Dans ses meilleurs moments, Femme libre donne des séquences fabuleuses, tant dans son frémissement que lors des gouffres soudain de solitude. Chaque fois la tension repose sur sa seule mise en scène : le premier concert, la conversation en haut de marches dominant une large place grouillante d'activité avec un immense boulevard en point de fuite qui semble illimité, les séquences sur les terrasses dominant la mer et qui deviennent tout à coup étouffantes quand l'héroïne se rend compte que la passion n'a qu'un temps ou bien le face à face entre les deux protagonistes masculins où le découpage traduit intelligemment l'isolement du mari devant celui qu'il devine être l'ancien amant. Ca veut implique aussi un solide sens du décor et ce n'est pas pour rien que l'héroïne est architecte d'intérieur puisque c'est elle qui décore l’appartement (sans le savoir) sa future maison... qu'elle a meublé de grande colonne formant rapidement des barreaux de prisons géants.

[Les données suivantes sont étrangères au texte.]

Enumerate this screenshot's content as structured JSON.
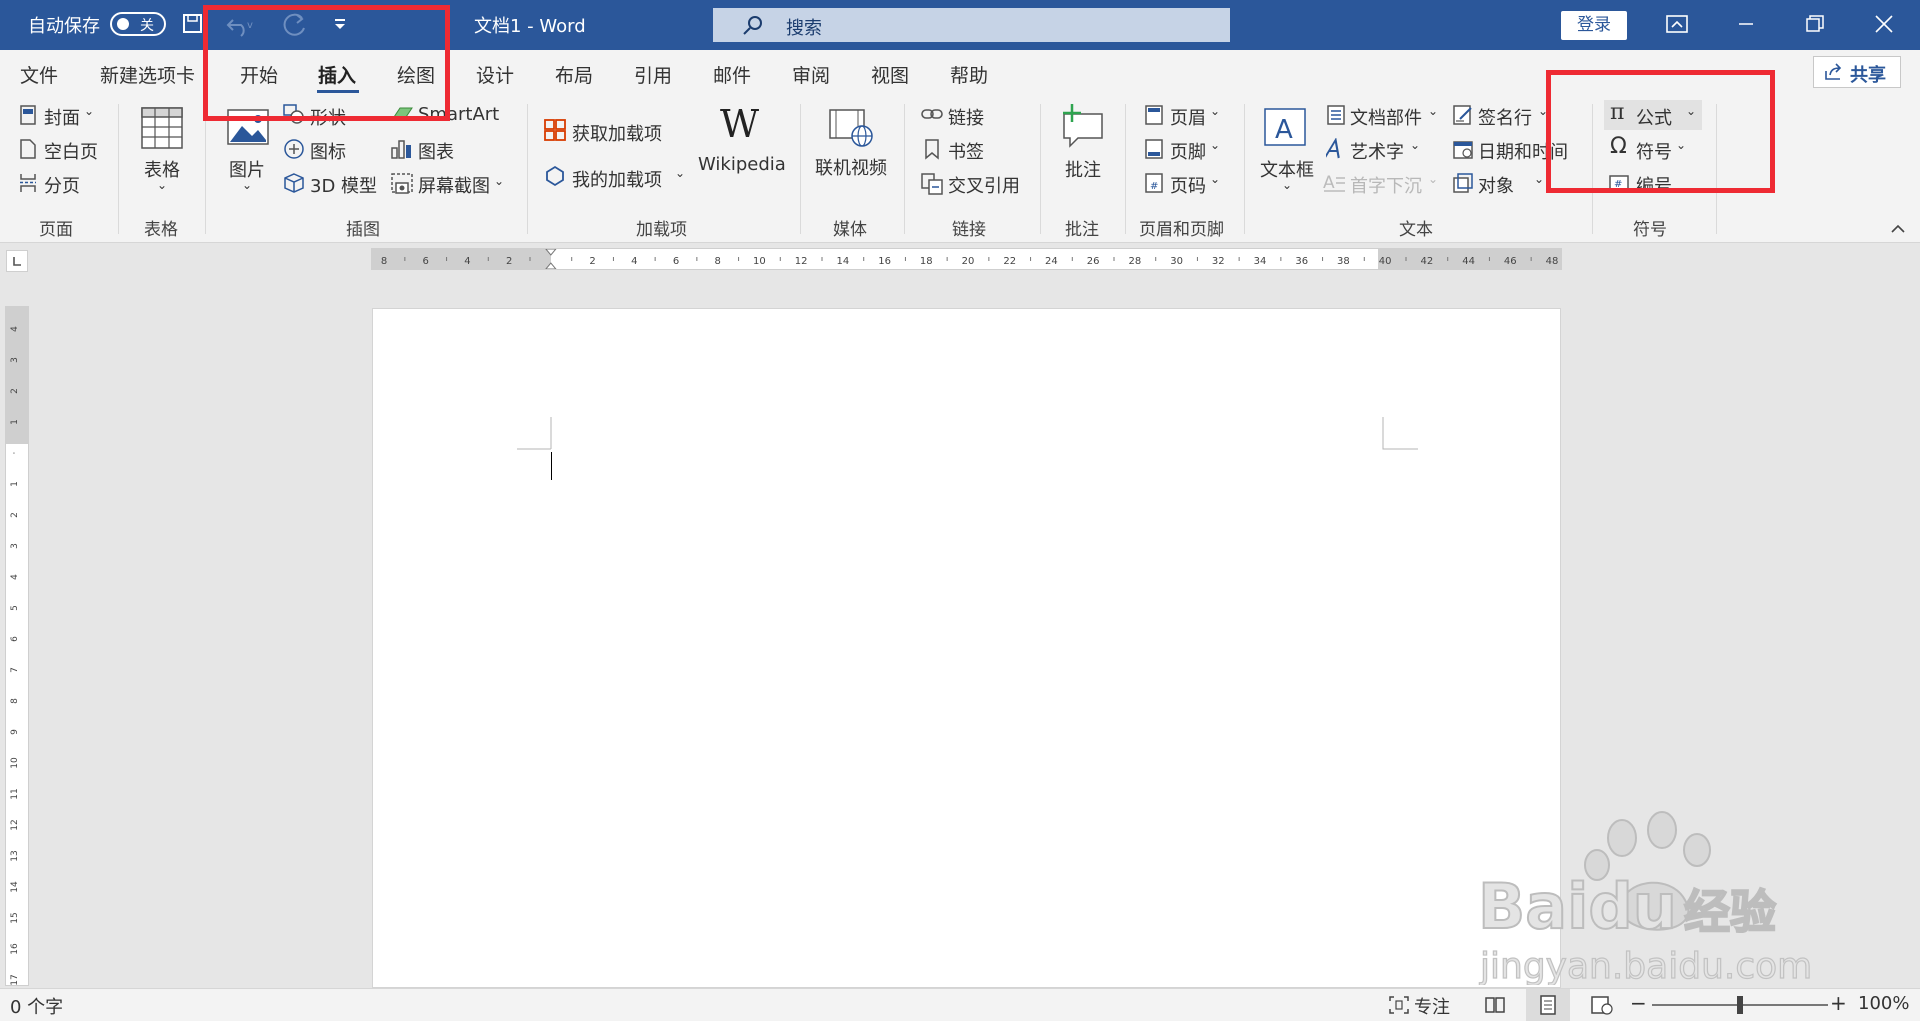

Une manière de raconter beaucoup de chose sans passer par des dialogues et donc d'alourdir le film. L'atmosphère a ainsi quelque chose de crépusculaire et fataliste, une révolte sourde. D'ailleurs chez Cottafavi, les climax émotionnels sont souvent muets.
Malgré ses grandes qualité, le film n'est pas parfait avec un rythme parfois languissant et un dernier acte plus prévisible où le rebondissement autour de la soeur est un artifice assez facile pour prétexter un meurtre (hors-champ) qui ouvre le film et lancera un flash-back, afin de se rapprocher une nouvelle fois de la tragédie puisque le dénouement funeste nous est annoncé dès le début.